Collette ERICSSON
Biographical note
Collette Ericsson began her public service at New York City Transit in 1999, coming from the oil, natural gas and chemicals industries. Her experience is in strategic planning, design and construction management for large capital projects and programs, including infrastructure, plants and buildings. She also has extensive experience in all facets of environmental impact assessment, sustainable design and alternative energy. Among her current responsibilities are co-leading NYC Transit’s all-electric bus program and leading the enterprise asset management program for Bus Operations. The latter includes transforming the business processes, staff training and information systems to enable the organisation to realize significantly greater value from its assets, while achieving a safe, cost-effective and reliable system.

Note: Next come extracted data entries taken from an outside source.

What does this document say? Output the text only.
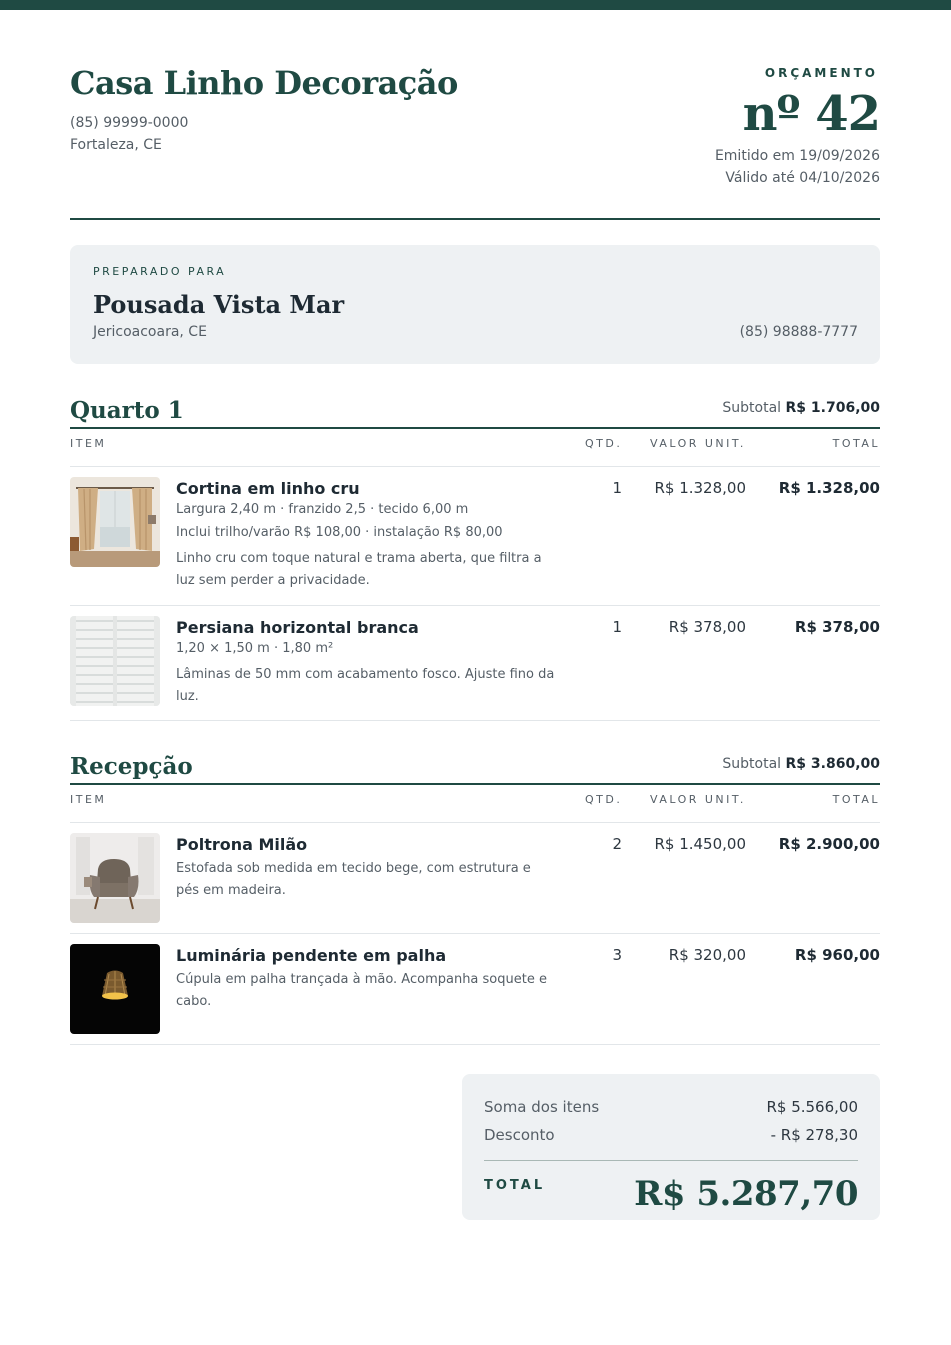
Casa Linho Decoração
(85) 99999-0000
Fortaleza, CE
ORÇAMENTO
nº 42
Emitido em 19/09/2026
Válido até 04/10/2026
PREPARADO PARA
Pousada Vista Mar
Jericoacoara, CE	(85) 98888-7777
Quarto 1	Subtotal R$ 1.706,00
ITEM	QTD.	VALOR UNIT.	TOTAL
Cortina em linho cru
Largura 2,40 m · franzido 2,5 · tecido 6,00 m
Inclui trilho/varão R$ 108,00 · instalação R$ 80,00
Linho cru com toque natural e trama aberta, que filtra a luz sem perder a privacidade.
1 R$ 1.328,00 R$ 1.328,00
Persiana horizontal branca
1,20 × 1,50 m · 1,80 m²
Lâminas de 50 mm com acabamento fosco. Ajuste fino da luz.
1	R$ 378,00	R$ 378,00
Recepção	Subtotal R$ 3.860,00
ITEM	QTD.	VALOR UNIT.	TOTAL
Poltrona Milão
Estofada sob medida em tecido bege, com estrutura e pés em madeira.
2 R$ 1.450,00 R$ 2.900,00
Luminária pendente em palha
Cúpula em palha trançada à mão. Acompanha soquete e cabo.
3	R$ 320,00	R$ 960,00
Soma dos itens	R$ 5.566,00
Desconto	- R$ 278,30
TOTAL	R$ 5.287,70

Presentation: Keeping it real: the tough early work of building an asset management system in New York City Transit
New York City Transit is a 100+ year-old system with 7 million weekday customers who are unimpressed with the daily miracle the employees perform to keep the system running. With 700 billion USD in assets, safety and reliability are the top priorities. This presentation describes in real terms how NYC Transit has begun making tangible progress toward building its asset management (AM) system. Starting with hundreds of stand-alone systems (spreadsheets), the Subways team is doing the tedious work of logging assets— such as the half-million relays along the right-of-way—-, determining the asset condition and prioritising their backlog of corrective work. Bus Operations is starting from zero to create an AM system for the 1700-vehicle non-revenue fleet. Top management is driving these changes; the union workforce is engaging; middle managers’ support is uneven. These early efforts are the foundation for managing these assets for the next 100 years.